= Bullendale =

Abandoned mining settlement in Otago, New Zealand

Bullendale is an abandoned mining settlement in Otago, New Zealand. It is the site of New Zealand's first industrial hydro-electric power plant. Located in rugged and remote countryside, it has survived to become of historical significance, and several archaeological surveys have been conducted there.

== Phoenix Mine, Battery and Power Plant ==
The 20 stamp battery was originally powered mechanically by a water turbine fed from a miners water race. However the lack of water during dry weather prompted the call for power to be provided from an electric generating plant using water from the nearby Skippers Creek, a tributary of the Shotover River.

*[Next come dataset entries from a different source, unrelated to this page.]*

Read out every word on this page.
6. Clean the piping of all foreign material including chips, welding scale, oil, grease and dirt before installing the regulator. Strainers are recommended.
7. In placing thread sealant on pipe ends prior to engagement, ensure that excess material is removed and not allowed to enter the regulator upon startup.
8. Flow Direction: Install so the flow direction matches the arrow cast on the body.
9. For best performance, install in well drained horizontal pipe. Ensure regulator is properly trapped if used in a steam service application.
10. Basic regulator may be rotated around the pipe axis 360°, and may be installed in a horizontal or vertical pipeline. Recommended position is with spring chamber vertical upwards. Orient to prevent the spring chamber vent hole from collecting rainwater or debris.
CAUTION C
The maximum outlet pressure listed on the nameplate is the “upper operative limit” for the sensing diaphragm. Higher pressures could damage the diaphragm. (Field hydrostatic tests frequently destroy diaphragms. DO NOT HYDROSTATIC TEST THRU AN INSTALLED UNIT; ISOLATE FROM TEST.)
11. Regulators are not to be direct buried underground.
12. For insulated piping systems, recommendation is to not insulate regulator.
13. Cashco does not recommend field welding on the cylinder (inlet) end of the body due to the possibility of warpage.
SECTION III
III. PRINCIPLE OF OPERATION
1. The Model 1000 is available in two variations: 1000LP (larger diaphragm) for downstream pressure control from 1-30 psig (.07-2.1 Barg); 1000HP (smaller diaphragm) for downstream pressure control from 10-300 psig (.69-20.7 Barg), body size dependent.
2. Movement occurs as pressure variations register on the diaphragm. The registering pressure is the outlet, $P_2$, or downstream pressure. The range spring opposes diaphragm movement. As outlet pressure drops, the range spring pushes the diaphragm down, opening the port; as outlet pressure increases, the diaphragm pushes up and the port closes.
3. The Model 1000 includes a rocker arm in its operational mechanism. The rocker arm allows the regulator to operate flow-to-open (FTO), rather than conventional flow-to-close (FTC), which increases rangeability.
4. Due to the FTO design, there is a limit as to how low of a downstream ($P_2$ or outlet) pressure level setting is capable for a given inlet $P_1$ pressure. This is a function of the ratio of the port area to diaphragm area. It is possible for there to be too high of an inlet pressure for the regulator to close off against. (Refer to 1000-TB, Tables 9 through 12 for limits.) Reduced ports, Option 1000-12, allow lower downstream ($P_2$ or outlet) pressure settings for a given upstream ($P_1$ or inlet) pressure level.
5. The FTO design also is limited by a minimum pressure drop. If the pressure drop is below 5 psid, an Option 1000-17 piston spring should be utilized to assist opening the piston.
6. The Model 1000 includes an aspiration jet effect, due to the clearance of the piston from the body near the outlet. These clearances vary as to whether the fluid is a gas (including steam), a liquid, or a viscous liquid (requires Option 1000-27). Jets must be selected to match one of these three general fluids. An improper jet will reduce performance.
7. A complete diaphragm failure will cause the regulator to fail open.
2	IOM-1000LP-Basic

The battery was upgraded to 30 stamps in anticipation of the increased power supplied by the electric system.

Electricity generation began in 1886 with two dynamos, giving a maximum combined capacity of 50 kW. There was a two mile long transmission line from the generating station to the stamping battery. However, this early system proved to have many problems, and the mines inspector is quoted as saying "very little is yet really known about electricity". At first, the dynamos were incapable of powering the full 30 stamps and the water turbine was still needed to run the battery at full capacity. The dynamos were upgraded the following year, replacing the cast-iron armatures with laminated iron ones, and by 1888 the electric plant was capable of powering the 30 stamps as well as an air compressor and a stone breaker.

In 1896 a new water race was built, enabling the water to be used directly for power once again. The electric system continued to be used as auxiliary until about 1901 when the dynamos were used for the last time.

A historic hut on the site is believed to have been the hydro-electric station manager's accommodation. It is now known as Dynamo Hut and is owned by the Department of Conservation.